This is a fair analysis of what probably happened. However it still seems odd to me – I would've thought Apple wouldn't cut corners like this.
As inconsistencies go, it’s incredibly trivial.
Even at the time, none of this came up in community discussions, because we didn’t have social media and forums like this to pan back on what was, then, happening in real time. Apple buyers then were more preoccupied by getting their ordered unit(s) and making sure those units worked. At most, a bulk purchase order filled, in which some boxes read “Power Macintosh G4” and others “Power Mac G4” might have gotten a raised eyebrow by an eagle-eyed spotter in the warehouse, but that’s basically the end of it.
Also keep in mind this was less than two years out from the company getting close to slamming into the hard floor of bankruptcy. Although Jobs may have famously reset the company’s product strategy when he returned, what probably doesn’t get mentioned nearly as much were ways to keep overall production costs down.
Lastly, the goal, when the much-anticipated G4 came out, was to get units into buyer hands asap — barring chip shortages from Motorola. Waiting for new, “Power Mac G4” boxes and rear labels, even as there was existing packaging stock on hand for “Power Macintosh” to label and box new units leaving the assembly line, would have added bottlenecks in Cork (Europe/Africa) and Singapore (Oceania) where getting new boxes might have taken a few more weeks for the shipping containers to arrive — enough of a gap for some units to have gone out with old labelling/boxing rather than be held up by new packaging still en route. Apple corporate were probably all, “Yah, whatever, just get those units shipped asap. Use what what you already have lying around there and ditch the rest when the new labels and boxes arrive.”
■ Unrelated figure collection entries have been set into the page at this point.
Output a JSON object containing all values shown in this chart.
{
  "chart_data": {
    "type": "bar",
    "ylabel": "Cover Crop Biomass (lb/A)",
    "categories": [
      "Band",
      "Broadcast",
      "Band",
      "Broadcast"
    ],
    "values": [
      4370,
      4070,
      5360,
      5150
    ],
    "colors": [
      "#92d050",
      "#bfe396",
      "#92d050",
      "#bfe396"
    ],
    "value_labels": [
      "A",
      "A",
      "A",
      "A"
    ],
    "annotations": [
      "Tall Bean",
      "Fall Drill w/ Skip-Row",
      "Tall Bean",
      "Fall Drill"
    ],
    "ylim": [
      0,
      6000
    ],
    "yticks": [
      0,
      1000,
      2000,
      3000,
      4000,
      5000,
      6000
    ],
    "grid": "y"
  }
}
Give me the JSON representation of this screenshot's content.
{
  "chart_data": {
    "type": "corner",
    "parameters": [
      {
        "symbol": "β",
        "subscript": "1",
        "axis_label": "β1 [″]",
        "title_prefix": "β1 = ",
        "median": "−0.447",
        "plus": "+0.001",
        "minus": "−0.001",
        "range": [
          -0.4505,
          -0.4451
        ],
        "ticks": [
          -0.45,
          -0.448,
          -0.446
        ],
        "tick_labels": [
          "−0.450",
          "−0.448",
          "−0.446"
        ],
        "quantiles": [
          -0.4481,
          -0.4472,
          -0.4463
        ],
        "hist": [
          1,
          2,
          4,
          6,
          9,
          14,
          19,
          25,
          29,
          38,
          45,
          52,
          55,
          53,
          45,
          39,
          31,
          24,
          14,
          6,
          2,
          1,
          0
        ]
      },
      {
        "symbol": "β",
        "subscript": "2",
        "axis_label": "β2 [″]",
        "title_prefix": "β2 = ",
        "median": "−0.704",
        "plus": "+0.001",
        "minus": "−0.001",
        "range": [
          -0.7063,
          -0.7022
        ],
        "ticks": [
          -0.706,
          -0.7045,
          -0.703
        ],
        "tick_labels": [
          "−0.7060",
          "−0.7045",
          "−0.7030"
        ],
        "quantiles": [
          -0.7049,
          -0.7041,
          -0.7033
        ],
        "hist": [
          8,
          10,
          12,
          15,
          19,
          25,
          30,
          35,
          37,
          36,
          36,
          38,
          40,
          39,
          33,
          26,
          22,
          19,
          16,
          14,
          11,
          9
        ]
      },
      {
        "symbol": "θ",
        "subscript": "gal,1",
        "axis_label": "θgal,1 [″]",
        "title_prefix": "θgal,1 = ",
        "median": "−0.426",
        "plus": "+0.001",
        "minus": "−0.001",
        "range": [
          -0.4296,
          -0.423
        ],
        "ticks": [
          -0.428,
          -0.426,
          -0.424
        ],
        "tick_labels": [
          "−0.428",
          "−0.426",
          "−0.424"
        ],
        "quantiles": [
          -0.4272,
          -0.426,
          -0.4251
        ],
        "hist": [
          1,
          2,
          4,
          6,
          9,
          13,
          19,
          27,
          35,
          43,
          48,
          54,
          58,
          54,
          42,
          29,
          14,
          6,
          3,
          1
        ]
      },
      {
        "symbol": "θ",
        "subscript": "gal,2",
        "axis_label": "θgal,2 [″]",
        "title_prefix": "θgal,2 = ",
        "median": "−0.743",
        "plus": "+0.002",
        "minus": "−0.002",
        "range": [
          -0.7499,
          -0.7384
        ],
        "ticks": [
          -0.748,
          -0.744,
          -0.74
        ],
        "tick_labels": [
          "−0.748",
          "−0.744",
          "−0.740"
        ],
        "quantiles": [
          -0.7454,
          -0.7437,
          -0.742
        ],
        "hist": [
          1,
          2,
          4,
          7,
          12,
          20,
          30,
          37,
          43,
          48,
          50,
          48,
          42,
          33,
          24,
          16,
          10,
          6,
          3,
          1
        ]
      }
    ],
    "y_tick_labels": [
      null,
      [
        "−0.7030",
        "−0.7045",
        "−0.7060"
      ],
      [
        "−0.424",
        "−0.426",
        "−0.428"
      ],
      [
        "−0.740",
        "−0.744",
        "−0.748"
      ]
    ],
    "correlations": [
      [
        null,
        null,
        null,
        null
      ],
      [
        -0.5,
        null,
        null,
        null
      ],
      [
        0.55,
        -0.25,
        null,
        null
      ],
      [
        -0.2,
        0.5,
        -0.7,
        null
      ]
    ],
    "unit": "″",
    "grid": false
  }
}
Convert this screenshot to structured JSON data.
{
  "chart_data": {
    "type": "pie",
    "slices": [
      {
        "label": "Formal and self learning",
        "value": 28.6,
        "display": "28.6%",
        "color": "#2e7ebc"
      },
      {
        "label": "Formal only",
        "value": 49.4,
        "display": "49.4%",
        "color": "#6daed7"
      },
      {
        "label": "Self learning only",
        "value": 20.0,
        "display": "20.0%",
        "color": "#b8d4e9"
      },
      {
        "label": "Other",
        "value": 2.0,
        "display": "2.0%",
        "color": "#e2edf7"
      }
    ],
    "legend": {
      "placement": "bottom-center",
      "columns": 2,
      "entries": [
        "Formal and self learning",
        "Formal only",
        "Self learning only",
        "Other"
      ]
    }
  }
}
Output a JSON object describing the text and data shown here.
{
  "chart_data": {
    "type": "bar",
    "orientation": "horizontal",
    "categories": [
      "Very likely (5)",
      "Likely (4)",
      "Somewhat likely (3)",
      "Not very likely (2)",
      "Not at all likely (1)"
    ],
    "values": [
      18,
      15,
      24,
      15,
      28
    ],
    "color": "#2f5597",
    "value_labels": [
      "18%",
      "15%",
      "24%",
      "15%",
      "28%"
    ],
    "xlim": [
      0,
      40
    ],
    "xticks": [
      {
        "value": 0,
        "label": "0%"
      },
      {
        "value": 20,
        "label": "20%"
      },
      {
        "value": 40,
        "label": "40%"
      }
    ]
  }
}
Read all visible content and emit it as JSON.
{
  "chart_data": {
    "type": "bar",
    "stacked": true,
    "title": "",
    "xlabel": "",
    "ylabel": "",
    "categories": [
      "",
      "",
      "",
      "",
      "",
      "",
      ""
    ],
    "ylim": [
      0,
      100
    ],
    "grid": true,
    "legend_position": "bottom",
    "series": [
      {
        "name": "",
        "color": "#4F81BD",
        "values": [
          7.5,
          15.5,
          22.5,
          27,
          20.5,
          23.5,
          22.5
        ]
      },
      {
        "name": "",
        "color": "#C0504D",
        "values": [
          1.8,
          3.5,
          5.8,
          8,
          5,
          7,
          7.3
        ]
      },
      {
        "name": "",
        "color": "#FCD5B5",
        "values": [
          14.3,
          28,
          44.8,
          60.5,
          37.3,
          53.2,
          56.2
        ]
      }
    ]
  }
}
Now obviously, we know that the Yikes G4 is really just a reskinned B&W – it makes perfect sense to continue producing the (virtually) same internal components and maintain production lines, especially if there's a surplus. The same thing is essentially done today with iPhones, the SE being a recycled iPhone 8, presumably to cut costs.
Sure, but I don’t think that was the impetus here. I also don’t think the internal company divider was “ok, starting with this tech, the G4 with AGP Velocity Engine™®©, call ‘em Power Macs, please.” Rather, it was a matter of as the new product strategy developed with the aforementioned “iMac” emerging as a metonym for Apple itself, a decision was made to quietly move on from “Power Macintosh” for all but their server-level products (particularly for corporate customers which had been buying the “Macintosh” name since the 1980s — many of the same customer which previously probably bought top-end products like the Workgroup Station 95, Quadra 950, Power Macintosh 9600, and so on).
But would they go so far as to cut costs on product name labels? That seems suspiciously weird.
In real time? Then? No, it really doesn’t.
Be careful not to apply an Apple 2023 lens onto an Apple 1999 view. These were and are very different creatures, as was and is the consumer environment where scrutiny now was not so much the case then.
After all, they still did need to change the label. As far as we're aware, there's no example of a G4 Yikes out there that's been labelled "Power Macintosh G3"; but for that matter, there's also no other Apple product (I can think of) that has an ambiguous name on its label.
Did you forget about the impressive clarity of the Performa model numbers? There must be no confusing between a Macintosh Performa 635 CD and a Macintosh Performa 636 CD!
But real talk: stuffing a G4 into a leftover G3 product box is not a congruous argument, as they were entirely different product cycles, generations and, frankly, different colours. There are also, as far I’m aware, no instance of this situation ever happening.